In some situations, special cooling devices can protect workers in hot environments:
- In some workplaces, insulated gloves, insulated suits or reflective clothing may be needed.
- Thermally conditioned clothing might be used for extremely hot conditions; for example:
- A garment with a self-contained air conditioner in a backpack.
- A garment with a compressed air source that feeds cool air through a vortex tube.
- A plastic jacket whose pockets can be filled with dry ice or contains ice (ice vest).
Extreme Heat Alerts
OSHA has partnered with the National Oceanic and Atmospheric Administration (NOAA) onweather service alerts. NOAA’s alerts are based on a “heat index” that indicates how hot it really feels when relative humidity is factored with the actual air temperature. This information can help workers and employers take precautions in a timely way to prevent heat-related illness.

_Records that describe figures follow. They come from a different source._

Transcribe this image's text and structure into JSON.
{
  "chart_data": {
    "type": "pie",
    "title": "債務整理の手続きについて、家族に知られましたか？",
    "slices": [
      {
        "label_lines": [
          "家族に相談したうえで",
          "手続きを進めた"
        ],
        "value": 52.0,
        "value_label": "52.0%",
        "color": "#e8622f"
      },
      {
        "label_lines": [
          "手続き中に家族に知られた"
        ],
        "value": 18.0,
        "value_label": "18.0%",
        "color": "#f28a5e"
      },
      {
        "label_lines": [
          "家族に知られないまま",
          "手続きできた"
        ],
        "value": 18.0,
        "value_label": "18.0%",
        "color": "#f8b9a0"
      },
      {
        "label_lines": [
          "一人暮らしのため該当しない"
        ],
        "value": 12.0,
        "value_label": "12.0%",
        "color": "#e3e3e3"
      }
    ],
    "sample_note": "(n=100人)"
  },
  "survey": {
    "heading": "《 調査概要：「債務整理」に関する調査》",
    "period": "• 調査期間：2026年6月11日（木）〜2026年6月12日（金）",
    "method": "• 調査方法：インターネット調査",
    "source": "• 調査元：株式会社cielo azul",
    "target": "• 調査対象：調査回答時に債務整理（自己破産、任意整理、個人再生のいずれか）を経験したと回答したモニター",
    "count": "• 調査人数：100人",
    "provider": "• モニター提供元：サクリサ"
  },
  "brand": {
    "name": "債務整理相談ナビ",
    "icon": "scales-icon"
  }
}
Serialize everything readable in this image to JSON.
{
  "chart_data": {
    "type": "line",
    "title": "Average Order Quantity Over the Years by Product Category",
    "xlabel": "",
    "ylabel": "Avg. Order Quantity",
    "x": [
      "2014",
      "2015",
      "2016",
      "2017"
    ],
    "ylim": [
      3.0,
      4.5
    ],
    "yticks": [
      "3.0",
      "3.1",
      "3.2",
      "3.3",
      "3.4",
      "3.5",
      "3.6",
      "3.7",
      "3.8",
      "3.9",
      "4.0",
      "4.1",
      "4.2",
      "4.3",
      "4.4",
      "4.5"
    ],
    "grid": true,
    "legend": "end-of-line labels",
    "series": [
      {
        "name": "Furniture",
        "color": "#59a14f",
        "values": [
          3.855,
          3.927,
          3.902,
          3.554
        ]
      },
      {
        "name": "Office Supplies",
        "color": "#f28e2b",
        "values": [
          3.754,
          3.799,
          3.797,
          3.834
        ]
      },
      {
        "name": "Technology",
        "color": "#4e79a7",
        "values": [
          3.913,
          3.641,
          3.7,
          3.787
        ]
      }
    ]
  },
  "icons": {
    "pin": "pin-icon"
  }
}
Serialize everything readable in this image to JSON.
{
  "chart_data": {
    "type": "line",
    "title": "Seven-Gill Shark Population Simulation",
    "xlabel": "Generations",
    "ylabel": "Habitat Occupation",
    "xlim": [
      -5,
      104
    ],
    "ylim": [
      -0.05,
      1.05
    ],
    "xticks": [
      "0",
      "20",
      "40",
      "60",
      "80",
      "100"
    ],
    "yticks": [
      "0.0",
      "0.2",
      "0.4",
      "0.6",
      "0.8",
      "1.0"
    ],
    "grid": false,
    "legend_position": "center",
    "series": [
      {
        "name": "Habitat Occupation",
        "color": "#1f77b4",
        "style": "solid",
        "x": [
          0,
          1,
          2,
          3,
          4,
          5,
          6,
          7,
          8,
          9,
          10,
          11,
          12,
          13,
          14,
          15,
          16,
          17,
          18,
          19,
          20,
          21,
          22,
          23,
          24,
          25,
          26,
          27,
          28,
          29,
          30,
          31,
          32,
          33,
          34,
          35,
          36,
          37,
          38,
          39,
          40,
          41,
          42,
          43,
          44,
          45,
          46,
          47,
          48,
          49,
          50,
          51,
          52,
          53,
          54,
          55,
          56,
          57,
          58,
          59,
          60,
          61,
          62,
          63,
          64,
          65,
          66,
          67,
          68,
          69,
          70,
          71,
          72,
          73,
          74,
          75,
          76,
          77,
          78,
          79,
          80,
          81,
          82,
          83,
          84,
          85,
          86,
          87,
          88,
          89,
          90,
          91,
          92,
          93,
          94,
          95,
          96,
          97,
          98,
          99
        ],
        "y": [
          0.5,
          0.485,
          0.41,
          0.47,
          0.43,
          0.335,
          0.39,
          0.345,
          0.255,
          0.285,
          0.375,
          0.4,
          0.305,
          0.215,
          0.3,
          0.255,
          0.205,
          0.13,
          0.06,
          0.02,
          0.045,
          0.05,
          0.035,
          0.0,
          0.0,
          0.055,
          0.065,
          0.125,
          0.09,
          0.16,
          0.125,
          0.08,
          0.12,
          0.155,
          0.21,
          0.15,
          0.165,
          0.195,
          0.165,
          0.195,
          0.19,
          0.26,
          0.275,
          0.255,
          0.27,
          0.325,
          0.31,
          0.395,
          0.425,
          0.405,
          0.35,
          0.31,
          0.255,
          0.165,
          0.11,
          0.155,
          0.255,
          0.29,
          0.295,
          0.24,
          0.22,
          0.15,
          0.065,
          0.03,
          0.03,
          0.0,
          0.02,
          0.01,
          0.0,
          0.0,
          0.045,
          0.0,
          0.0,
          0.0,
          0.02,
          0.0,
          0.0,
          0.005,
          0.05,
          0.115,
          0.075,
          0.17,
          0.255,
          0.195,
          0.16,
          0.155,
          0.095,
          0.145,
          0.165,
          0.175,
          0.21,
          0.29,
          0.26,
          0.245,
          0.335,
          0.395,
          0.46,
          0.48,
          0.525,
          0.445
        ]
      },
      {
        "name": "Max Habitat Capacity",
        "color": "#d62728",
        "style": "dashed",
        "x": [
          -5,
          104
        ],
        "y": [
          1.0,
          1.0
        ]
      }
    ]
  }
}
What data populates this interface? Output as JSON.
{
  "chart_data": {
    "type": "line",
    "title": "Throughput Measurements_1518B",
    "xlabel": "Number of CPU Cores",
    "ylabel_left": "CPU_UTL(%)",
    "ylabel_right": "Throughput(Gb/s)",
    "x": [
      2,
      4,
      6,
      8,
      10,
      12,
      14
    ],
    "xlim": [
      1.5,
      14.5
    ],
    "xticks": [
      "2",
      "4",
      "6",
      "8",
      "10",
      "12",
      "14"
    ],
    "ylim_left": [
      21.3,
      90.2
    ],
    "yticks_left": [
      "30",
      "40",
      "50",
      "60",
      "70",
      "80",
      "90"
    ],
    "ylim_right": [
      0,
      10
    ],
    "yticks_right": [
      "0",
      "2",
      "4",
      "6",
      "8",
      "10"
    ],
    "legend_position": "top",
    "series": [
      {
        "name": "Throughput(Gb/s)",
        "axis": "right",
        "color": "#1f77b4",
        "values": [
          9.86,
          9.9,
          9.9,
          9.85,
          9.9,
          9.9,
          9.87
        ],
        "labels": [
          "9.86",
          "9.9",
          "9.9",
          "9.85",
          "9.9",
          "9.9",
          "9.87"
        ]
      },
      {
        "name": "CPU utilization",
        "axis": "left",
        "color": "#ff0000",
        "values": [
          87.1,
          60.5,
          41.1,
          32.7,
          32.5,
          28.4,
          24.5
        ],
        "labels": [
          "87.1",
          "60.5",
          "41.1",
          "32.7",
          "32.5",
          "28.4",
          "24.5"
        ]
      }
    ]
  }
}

Workers and supervisors should be trained about the hazards of heat exposure and their prevention. Topics should include:
- Risk factors for heat-related illness.
- Different types of heat-related illness, including how to recognize common signs and symptoms.
- Heat-related illness prevention procedures.
- Importance of drinking small quantities of water often.
- Importance of acclimatization, how it is developed, and how your worksite procedures address it.
- Importance of immediately reporting signs or symptoms of heat-related illness to the supervisor.
- Procedures for responding to possible heat-related illness.